Review – Middlegame

Posted 10 June, 2019 by Nikki in Reviews / 0 Comments

Cover of Middle-Game by Seanan McGuireMiddlegame, Seanan McGuire

Received to review via Netgalley

I’m still digesting this one, quite honestly. Let’s see if writing it down helps me figure out what I think! Middlegame is a novel in which time is mutable: the two main characters are living out their lives time and time again, and when they fail, time is reset back to a crucial decision point and try again and again to get the right outcome. This isn’t a spoiler — it’s apparent from the start, because the story begins at the end and jumps back.

Roger and Dodger are twins. Roger has command over language, while Dodger is a math prodigy. They were created by an alchemist desperate to prove the theories of his creator and mentor, and their whole lives have been manipulated by him to try and achieve both power and control. The question is really how exactly the twins will achieve their power and not be under his control.
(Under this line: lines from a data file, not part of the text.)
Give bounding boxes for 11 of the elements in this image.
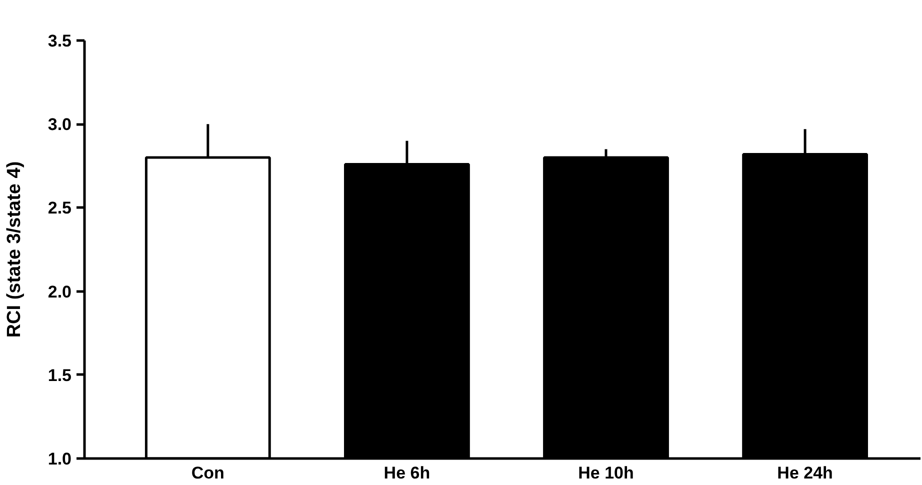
x-tick-label: Con <box>191 464 224 482</box>
y-tick-label: 2.5 <box>48 198 72 218</box>
x-tick-label: He 6h <box>384 464 430 482</box>
y-axis-title: RCI (state 3/state 4) <box>4 161 25 338</box>
x-tick-label: He 10h <box>578 464 634 482</box>
y-tick-label: 1.5 <box>48 366 72 385</box>
y-tick-label: 3.5 <box>48 32 72 50</box>
y-tick-label: 3.0 <box>48 115 72 134</box>
x-tick-label: He 24h <box>777 464 833 482</box>
y-tick-label: 1.0 <box>48 450 72 468</box>
y-tick-label: 2.0 <box>48 282 72 302</box>
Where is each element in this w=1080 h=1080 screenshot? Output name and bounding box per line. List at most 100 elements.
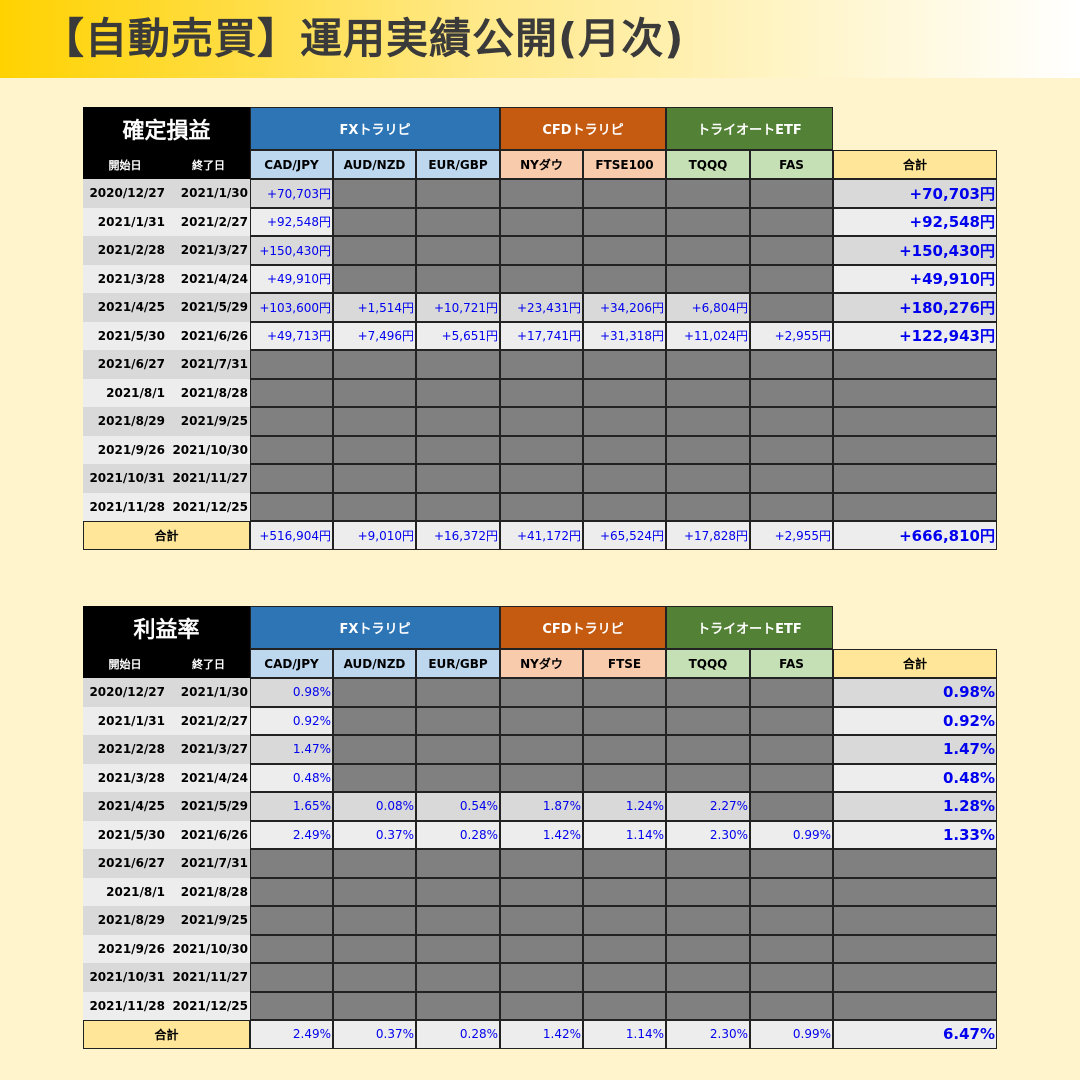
start-date: 2021/4/25 bbox=[83, 792, 167, 821]
value-cell: 2.30% bbox=[666, 820, 750, 849]
start-date-header: 開始日 bbox=[83, 150, 167, 179]
sum-value: 2.49% bbox=[250, 1020, 333, 1049]
empty-cell bbox=[250, 464, 333, 493]
empty-cell bbox=[583, 991, 666, 1020]
value-cell: 0.98% bbox=[250, 678, 333, 707]
start-date: 2021/8/1 bbox=[83, 378, 167, 407]
start-date: 2021/11/28 bbox=[83, 991, 167, 1020]
sum-label: 合計 bbox=[83, 1020, 250, 1049]
empty-cell bbox=[500, 492, 583, 521]
empty-cell bbox=[333, 763, 416, 792]
empty-cell bbox=[500, 264, 583, 293]
empty-cell bbox=[500, 435, 583, 464]
start-date: 2021/9/26 bbox=[83, 934, 167, 963]
empty-cell bbox=[750, 849, 833, 878]
value-cell: +49,713円 bbox=[250, 321, 333, 350]
end-date: 2021/2/27 bbox=[167, 207, 250, 236]
end-date-header: 終了日 bbox=[167, 649, 250, 678]
empty-cell bbox=[833, 906, 997, 935]
empty-cell bbox=[416, 236, 500, 265]
empty-cell bbox=[666, 906, 750, 935]
empty-cell bbox=[666, 706, 750, 735]
sum-value: +41,172円 bbox=[500, 521, 583, 550]
empty-cell bbox=[416, 906, 500, 935]
empty-cell bbox=[500, 407, 583, 436]
empty-cell bbox=[250, 991, 333, 1020]
empty-cell bbox=[250, 963, 333, 992]
value-cell: 0.99% bbox=[750, 820, 833, 849]
empty-cell bbox=[750, 407, 833, 436]
empty-cell bbox=[500, 934, 583, 963]
end-date: 2021/6/26 bbox=[167, 820, 250, 849]
start-date: 2021/3/28 bbox=[83, 264, 167, 293]
value-cell: 1.42% bbox=[500, 820, 583, 849]
value-cell: +103,600円 bbox=[250, 293, 333, 322]
column-header: CAD/JPY bbox=[250, 649, 333, 678]
value-cell: 2.27% bbox=[666, 792, 750, 821]
empty-cell bbox=[666, 264, 750, 293]
empty-cell bbox=[333, 350, 416, 379]
row-total: +49,910円 bbox=[833, 264, 997, 293]
empty-cell bbox=[250, 906, 333, 935]
empty-cell bbox=[583, 492, 666, 521]
empty-cell bbox=[583, 264, 666, 293]
empty-cell bbox=[500, 763, 583, 792]
column-header: TQQQ bbox=[666, 649, 750, 678]
empty-cell bbox=[333, 492, 416, 521]
empty-cell bbox=[666, 763, 750, 792]
sum-value: +17,828円 bbox=[666, 521, 750, 550]
empty-cell bbox=[583, 350, 666, 379]
empty-cell bbox=[583, 678, 666, 707]
empty-cell bbox=[333, 991, 416, 1020]
empty-cell bbox=[416, 763, 500, 792]
end-date: 2021/11/27 bbox=[167, 963, 250, 992]
empty-cell bbox=[583, 849, 666, 878]
table-title: 確定損益 bbox=[83, 107, 250, 150]
empty-cell bbox=[833, 963, 997, 992]
value-cell: 1.24% bbox=[583, 792, 666, 821]
empty-cell bbox=[583, 763, 666, 792]
end-date: 2021/1/30 bbox=[167, 678, 250, 707]
end-date: 2021/7/31 bbox=[167, 849, 250, 878]
end-date: 2021/3/27 bbox=[167, 236, 250, 265]
column-header: NYダウ bbox=[500, 649, 583, 678]
value-cell: 0.92% bbox=[250, 706, 333, 735]
value-cell: 1.14% bbox=[583, 820, 666, 849]
empty-cell bbox=[583, 906, 666, 935]
empty-cell bbox=[333, 906, 416, 935]
empty-cell bbox=[250, 849, 333, 878]
empty-cell bbox=[583, 735, 666, 764]
empty-cell bbox=[833, 378, 997, 407]
end-date: 2021/7/31 bbox=[167, 350, 250, 379]
empty-cell bbox=[750, 763, 833, 792]
value-cell: 1.47% bbox=[250, 735, 333, 764]
value-cell: +150,430円 bbox=[250, 236, 333, 265]
empty-cell bbox=[250, 934, 333, 963]
empty-cell bbox=[500, 350, 583, 379]
title-banner: 【自動売買】運用実績公開(月次) bbox=[0, 0, 1080, 78]
column-header: TQQQ bbox=[666, 150, 750, 179]
value-cell: 0.48% bbox=[250, 763, 333, 792]
row-total: 0.48% bbox=[833, 763, 997, 792]
empty-cell bbox=[333, 678, 416, 707]
end-date: 2021/9/25 bbox=[167, 906, 250, 935]
value-cell: +49,910円 bbox=[250, 264, 333, 293]
empty-cell bbox=[666, 350, 750, 379]
empty-cell bbox=[666, 236, 750, 265]
empty-cell bbox=[666, 435, 750, 464]
profit-table: 確定損益 FXトラリピ CFDトラリピ トライオートETF 開始日 終了日 CAD/JPY A… bbox=[83, 107, 997, 550]
sum-value: 1.14% bbox=[583, 1020, 666, 1049]
empty-cell bbox=[416, 706, 500, 735]
empty-cell bbox=[416, 378, 500, 407]
empty-cell bbox=[500, 706, 583, 735]
start-date: 2021/6/27 bbox=[83, 350, 167, 379]
empty-cell bbox=[666, 877, 750, 906]
empty-cell bbox=[583, 179, 666, 208]
row-total: +150,430円 bbox=[833, 236, 997, 265]
value-cell: 0.08% bbox=[333, 792, 416, 821]
value-cell: +1,514円 bbox=[333, 293, 416, 322]
empty-cell bbox=[750, 179, 833, 208]
start-date: 2021/9/26 bbox=[83, 435, 167, 464]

Over and over again their lives touch just a little, and they speak to each other through some kind of link. Over and over again they are separated — sometimes by meddling, sometimes by being human and flawed and not good at their strange relationship. Their relationship is the center of the book, and you can’t help but root for them as they get it right and wrong and right again. I found the timeline a little difficult to follow, because I’m so bad at remembering any kind of numbers (I’m the Roger half of some equation, clearly), and that kind of impacted how I felt about the book — I found it a little frustrating that I kept losing my bearings. It’s cleverly done, though, and the full extent of what Roger and Dodger are takes some time to unfold and really become obvious; the broad strokes are fairly obvious from the beginning, but there’s still a sense of revelation as the book unwinds.

I think, in the end, I’m not head over heels in love with the story, but I think it’s well done and enjoyable. There are some gruesome bits and gore — touches of McGuire’s Mira Grant persona, in some ways — and the complex timeline combined with those is probably what brings down the rating a bit for me. I’m really looking forward to seeing what other readers I know make of it.